Your Children and their Personal Finance Skills
November 01, 2012

By Chris Minasian

It’s that time of year--kids are back in school and have much to learn!

We know this economy has greatly affected children and their beliefs about college, their future careers and how spending money affects them.

Do you know the majority of teenagers would rather learn about money management in the classroom or from their parents than going out in the real world? Unfortunately, less than 20 percent of teachers feel competent to teach personal finance. Only 22 states require students to take a high school economics course.

The PricewaterhouseCoopers accounting firm is spending millions of dollars on this topic for the classroom. You can read about the program at
www.pwc.com/us/en/press-releases/2012/earn-your-future.jhtml.

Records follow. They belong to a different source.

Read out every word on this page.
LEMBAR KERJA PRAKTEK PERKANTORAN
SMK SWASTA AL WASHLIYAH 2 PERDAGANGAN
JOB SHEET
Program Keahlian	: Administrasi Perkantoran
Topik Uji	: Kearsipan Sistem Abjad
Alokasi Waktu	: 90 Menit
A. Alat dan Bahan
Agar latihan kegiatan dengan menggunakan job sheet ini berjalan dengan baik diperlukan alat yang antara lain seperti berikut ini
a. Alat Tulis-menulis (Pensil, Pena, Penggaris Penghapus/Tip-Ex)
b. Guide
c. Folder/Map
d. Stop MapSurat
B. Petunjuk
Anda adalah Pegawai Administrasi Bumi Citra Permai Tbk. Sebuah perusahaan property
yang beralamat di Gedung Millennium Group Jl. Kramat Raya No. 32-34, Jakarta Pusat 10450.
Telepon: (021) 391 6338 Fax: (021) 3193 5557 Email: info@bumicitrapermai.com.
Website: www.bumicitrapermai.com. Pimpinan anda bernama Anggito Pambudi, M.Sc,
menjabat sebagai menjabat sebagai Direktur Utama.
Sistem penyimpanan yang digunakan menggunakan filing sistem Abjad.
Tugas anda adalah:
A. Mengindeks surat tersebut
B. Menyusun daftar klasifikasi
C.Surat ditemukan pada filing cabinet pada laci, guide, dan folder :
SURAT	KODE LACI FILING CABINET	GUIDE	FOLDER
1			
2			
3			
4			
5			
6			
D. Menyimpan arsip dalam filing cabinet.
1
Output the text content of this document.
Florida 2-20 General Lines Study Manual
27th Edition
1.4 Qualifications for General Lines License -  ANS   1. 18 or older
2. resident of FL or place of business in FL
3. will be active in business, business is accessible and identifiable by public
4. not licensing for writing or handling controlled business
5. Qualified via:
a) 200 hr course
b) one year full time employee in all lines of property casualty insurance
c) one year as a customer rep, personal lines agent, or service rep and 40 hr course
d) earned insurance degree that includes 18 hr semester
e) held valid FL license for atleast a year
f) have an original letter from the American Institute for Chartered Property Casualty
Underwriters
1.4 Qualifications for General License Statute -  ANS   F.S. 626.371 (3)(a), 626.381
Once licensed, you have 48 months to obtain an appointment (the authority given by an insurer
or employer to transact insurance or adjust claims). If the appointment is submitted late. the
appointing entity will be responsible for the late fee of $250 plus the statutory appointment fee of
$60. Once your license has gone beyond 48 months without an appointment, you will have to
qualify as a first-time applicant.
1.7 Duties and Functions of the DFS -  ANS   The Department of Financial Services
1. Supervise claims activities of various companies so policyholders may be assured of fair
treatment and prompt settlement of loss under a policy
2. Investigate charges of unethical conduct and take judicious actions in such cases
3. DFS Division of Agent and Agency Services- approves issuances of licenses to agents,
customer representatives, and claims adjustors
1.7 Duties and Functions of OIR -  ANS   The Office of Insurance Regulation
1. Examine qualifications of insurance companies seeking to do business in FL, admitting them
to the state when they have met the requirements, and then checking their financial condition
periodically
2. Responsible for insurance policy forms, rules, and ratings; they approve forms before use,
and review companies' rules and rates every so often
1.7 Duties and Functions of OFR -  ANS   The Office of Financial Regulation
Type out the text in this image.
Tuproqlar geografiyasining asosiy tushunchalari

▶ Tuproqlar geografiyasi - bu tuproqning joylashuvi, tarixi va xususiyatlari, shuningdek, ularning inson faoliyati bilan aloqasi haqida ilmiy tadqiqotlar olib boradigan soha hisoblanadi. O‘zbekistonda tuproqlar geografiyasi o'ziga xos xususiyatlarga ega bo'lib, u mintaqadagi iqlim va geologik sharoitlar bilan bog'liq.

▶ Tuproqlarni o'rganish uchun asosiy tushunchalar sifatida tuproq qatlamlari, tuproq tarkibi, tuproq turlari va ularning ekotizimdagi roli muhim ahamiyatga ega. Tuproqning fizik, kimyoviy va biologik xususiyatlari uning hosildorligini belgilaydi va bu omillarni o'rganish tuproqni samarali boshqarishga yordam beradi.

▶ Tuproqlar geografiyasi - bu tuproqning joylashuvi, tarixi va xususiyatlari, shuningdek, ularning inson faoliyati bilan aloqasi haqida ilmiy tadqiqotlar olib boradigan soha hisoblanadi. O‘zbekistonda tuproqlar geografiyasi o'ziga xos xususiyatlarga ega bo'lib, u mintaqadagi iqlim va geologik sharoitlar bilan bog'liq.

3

We know children may face a number of money challenges. For example, credit card debt, wants versus needs, etc. Isn’t it parents’ job to teach them one of the most important lessons:

Live within their means…

What does that exactly mean? It means spending less than they earn throughout their lifetime. It involves learning to postpone purchases, save for a rainy day and generally feel happier than peers who seek immediate gratification. Those with excessive debt feel pressure, stress and overall unhappiness with their positions in life.

Recent surveys show the average college student who graduated in 2010 owed $25,250, and the average family owes $15,956 in credit card debt. Most of this debt comes from spending on non-essential items, such as the latest and greatest cell phones, electronics and clothes.

Since 2007, children’s knowledge of money management has declined significantly..

Here are some things parents can do to help their children become better financial planners:

• Start them as young as 8 years old with an allowance for weekly chores. Teach them to save one-third, spend one-third on their wish lists and donate one-third to charity or their church. This encourages a lifelong habit of saving money before spending money!

• Set up bank accounts in their names so they see money going into the accounts. Encourage saving family gifts into such accounts as well. You can check current interest rates at www.bankrate.com.

• Do not be afraid to tell children “we cannot afford it right now.” This fosters a belief of delayed gratification, and most times their “wishes” change as time passes.

• Explain as early as grade school what the stock market is and how money grows over time with regular investments. They can “own” part of a business with each stock.

• Encourage your child at as young as 10 years old to start a small business to earn money. It could be babysitting younger children or walking a neighbor’s dog.

• Discourage using credit cards unless they can afford to pay the balance every month. Explain how interest accumulates on purchases and what an item actually costs with interest.

Children learn best by watching their parents’ financial behaviors.

“Early training in economics and finance will go a long way towards the creation of a stable society in the future.” Henry Kaufman, a renowned economist and author.

Disclaimer: The views expressed in this article are the opinions of the author and should not be interpreted as individualized investment advice. Investment objectives, risk tolerances and the financial situation of individual investors may vary. Please consult your financial and tax advisors before investing.